Dengan dua pengalaman sebelumnya, Zhou Weiqing dengan cepat menemukan ritme dalam menempa Sentuhan Kegelapan. Lebih jauh lagi, Sentuhan Kegelapan ini berbeda dari dua Keterampilan sebelumnya, karena berlangsung jauh lebih lama. Ini juga memberinya lebih banyak kesempatan untuk merasakan dan memahaminya. Tentu saja, itu juga berarti dia akan menggunakan lebih sedikit secara beruntun dalam jumlah waktu yang sama.

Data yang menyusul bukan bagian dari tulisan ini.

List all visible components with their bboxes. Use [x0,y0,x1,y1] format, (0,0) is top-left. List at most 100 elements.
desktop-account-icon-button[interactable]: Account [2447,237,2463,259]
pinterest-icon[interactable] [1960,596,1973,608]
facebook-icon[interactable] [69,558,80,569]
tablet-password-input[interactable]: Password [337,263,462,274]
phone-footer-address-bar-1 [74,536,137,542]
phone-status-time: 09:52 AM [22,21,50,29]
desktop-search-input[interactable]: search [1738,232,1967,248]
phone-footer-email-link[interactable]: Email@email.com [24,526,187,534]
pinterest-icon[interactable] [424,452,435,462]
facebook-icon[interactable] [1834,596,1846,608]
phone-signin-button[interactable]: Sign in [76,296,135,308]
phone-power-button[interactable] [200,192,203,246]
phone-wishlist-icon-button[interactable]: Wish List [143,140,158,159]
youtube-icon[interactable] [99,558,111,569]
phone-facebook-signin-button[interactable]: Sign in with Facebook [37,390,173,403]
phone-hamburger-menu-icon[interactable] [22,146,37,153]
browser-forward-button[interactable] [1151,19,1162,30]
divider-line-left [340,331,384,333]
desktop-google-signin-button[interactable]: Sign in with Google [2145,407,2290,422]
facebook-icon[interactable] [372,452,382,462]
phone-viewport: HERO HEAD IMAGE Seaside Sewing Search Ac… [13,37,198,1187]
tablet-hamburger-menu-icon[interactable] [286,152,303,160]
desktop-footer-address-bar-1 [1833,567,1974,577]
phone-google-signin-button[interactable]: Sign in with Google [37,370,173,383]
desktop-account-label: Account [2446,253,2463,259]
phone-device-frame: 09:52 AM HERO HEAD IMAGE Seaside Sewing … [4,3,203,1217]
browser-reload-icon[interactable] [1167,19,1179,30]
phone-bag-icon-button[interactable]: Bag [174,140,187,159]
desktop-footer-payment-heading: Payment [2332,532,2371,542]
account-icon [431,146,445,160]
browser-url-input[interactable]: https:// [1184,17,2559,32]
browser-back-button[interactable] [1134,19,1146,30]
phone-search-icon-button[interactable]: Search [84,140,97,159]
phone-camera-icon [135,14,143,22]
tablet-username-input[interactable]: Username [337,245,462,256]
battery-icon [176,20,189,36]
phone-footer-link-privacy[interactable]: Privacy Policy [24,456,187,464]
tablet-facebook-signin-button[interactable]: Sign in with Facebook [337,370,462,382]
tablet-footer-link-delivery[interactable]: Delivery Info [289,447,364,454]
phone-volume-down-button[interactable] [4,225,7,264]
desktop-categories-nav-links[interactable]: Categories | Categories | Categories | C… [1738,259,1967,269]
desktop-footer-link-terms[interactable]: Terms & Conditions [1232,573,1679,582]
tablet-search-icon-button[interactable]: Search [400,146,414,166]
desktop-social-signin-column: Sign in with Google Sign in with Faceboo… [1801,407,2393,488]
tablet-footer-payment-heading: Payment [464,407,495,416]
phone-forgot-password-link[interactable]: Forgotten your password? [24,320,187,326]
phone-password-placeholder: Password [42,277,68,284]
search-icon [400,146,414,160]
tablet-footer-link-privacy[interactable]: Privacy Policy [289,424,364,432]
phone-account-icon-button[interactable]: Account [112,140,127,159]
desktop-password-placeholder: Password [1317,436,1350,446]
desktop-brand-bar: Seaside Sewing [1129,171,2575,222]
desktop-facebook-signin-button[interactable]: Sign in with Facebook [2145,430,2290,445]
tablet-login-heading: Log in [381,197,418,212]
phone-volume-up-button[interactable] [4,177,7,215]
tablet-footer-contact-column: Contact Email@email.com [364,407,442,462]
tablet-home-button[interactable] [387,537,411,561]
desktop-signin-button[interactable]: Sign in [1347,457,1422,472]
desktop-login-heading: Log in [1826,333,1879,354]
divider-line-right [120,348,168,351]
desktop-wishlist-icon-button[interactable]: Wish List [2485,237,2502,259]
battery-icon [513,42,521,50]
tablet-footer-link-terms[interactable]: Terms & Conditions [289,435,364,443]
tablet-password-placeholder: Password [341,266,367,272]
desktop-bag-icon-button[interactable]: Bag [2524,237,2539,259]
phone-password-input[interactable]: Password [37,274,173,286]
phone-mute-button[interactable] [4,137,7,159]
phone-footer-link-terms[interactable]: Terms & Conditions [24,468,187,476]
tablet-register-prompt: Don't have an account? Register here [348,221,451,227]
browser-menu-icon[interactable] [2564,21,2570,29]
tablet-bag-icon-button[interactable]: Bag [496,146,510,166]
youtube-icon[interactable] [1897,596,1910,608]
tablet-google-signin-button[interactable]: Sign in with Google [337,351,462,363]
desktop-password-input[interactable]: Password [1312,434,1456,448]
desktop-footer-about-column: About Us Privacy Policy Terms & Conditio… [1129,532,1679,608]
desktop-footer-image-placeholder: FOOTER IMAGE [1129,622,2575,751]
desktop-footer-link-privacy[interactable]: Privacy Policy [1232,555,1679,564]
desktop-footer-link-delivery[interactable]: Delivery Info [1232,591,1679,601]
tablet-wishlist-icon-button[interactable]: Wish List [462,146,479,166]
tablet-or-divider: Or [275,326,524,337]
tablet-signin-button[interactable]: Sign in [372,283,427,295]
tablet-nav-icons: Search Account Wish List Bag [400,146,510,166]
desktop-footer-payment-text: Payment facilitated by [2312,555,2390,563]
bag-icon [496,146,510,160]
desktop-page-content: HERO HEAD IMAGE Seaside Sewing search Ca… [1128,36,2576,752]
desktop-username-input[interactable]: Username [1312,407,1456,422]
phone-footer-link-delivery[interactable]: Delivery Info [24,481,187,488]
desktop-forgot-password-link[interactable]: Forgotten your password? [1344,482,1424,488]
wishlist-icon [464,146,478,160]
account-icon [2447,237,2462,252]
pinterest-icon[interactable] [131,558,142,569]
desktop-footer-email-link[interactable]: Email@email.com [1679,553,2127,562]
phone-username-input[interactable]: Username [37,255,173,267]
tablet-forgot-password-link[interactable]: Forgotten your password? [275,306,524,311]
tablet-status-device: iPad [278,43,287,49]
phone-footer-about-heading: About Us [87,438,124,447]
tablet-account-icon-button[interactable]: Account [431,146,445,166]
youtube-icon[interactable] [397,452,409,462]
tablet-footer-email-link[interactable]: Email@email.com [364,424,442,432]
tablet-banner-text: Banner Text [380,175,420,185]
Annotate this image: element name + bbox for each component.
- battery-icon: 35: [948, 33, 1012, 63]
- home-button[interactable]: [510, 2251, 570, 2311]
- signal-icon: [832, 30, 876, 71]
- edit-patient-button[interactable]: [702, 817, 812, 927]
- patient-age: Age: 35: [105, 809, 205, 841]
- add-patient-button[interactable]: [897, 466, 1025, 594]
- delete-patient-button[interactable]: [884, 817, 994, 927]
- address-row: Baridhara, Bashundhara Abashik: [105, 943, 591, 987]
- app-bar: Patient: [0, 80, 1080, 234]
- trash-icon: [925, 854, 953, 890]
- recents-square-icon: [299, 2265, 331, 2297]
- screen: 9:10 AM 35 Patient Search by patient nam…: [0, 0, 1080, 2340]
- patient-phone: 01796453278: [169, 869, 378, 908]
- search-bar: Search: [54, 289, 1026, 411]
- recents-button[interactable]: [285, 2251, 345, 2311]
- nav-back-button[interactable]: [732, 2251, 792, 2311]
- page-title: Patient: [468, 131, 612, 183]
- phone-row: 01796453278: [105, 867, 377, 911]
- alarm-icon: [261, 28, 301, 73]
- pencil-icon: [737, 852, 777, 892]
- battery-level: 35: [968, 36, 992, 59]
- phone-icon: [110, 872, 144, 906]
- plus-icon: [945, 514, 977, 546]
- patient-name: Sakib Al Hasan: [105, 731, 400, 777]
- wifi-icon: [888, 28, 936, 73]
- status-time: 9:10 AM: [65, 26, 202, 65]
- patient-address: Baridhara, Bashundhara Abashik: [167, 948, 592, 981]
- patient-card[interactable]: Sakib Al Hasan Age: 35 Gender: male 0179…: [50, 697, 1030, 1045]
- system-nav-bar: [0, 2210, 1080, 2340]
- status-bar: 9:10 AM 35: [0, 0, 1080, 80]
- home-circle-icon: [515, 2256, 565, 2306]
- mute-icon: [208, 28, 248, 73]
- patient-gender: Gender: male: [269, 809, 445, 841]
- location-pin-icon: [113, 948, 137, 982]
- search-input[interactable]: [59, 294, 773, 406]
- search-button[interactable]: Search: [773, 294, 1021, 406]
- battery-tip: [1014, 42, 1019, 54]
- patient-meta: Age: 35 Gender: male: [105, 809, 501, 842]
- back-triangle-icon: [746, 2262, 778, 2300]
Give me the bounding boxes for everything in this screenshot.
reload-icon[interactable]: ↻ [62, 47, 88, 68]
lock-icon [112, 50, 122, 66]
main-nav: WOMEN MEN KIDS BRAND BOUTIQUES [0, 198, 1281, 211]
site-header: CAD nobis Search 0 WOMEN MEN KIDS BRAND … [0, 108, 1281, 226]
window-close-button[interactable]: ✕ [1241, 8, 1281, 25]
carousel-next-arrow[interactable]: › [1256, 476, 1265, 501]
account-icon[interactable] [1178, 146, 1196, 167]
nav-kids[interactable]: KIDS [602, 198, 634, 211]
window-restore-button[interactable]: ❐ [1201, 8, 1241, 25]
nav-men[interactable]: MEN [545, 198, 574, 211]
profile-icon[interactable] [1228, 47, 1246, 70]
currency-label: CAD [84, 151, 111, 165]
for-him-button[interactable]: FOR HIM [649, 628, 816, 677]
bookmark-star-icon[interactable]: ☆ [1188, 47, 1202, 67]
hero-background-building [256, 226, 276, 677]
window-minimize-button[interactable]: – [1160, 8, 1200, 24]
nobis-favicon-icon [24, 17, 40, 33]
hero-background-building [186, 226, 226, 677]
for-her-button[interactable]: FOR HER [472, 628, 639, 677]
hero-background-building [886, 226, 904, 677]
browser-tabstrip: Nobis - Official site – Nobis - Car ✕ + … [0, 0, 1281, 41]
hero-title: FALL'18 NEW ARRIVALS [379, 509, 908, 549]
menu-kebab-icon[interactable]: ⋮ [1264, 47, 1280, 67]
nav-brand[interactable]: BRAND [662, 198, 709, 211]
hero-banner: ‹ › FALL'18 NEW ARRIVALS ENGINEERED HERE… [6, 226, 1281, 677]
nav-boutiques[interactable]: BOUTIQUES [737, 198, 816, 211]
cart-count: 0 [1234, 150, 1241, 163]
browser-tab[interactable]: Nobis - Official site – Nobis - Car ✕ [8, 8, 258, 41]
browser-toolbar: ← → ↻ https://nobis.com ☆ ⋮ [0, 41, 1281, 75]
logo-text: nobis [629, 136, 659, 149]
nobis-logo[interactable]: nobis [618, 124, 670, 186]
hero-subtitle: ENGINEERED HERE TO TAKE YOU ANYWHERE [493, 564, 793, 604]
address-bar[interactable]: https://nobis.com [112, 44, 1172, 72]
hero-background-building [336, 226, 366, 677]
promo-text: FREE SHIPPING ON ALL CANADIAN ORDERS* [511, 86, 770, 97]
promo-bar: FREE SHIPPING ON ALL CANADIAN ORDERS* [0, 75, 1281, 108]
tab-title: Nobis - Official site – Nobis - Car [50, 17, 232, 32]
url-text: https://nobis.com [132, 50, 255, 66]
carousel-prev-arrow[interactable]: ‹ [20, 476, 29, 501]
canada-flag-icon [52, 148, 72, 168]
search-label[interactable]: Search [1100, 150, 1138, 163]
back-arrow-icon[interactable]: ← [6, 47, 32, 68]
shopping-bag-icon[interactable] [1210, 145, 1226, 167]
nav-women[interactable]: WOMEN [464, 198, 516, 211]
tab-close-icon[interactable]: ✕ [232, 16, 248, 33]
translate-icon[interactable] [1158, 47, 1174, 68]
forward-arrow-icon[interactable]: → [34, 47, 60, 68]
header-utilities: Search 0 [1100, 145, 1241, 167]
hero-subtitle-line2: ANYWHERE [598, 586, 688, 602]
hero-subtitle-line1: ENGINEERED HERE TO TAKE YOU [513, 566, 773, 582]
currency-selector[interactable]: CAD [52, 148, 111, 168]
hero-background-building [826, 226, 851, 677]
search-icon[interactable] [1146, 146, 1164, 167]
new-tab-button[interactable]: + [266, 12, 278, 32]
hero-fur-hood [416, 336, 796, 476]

Terlepas dari kelelahan yang ditimbulkannya, Zhou Weiqing hampir jatuh cinta dengan teknik penempaan tiga ribu ini. Tidak hanya memungkinkannya untuk menempa dan memperkuat Keterampilan, memahami dan mengerti misteri mendalam dari Atributnya, tetapi juga mempercepat laju Kultivasi Energi Surgawinya! Apa yang lebih cocok untuknya!?
Dia baru menjalani teknik penempaan tiga ribu dua kali dalam 6-7 hari terakhir, dan Zhou Weiqing sudah merasa seolah-olah Energi Surgawinya telah meningkat lebih dari dua puluh hari kultivasinya sebelumnya. Dengan waktu yang cukup, dia memperkirakan bahwa dia bahkan mungkin dapat meningkatkan satu tingkat Energi Surgawi setiap bulan dalam tahap Energi Shen Surgawi. Itu juga salah satu alasan mengapa dia begitu tergila-gila dengan kultivasi saat ini.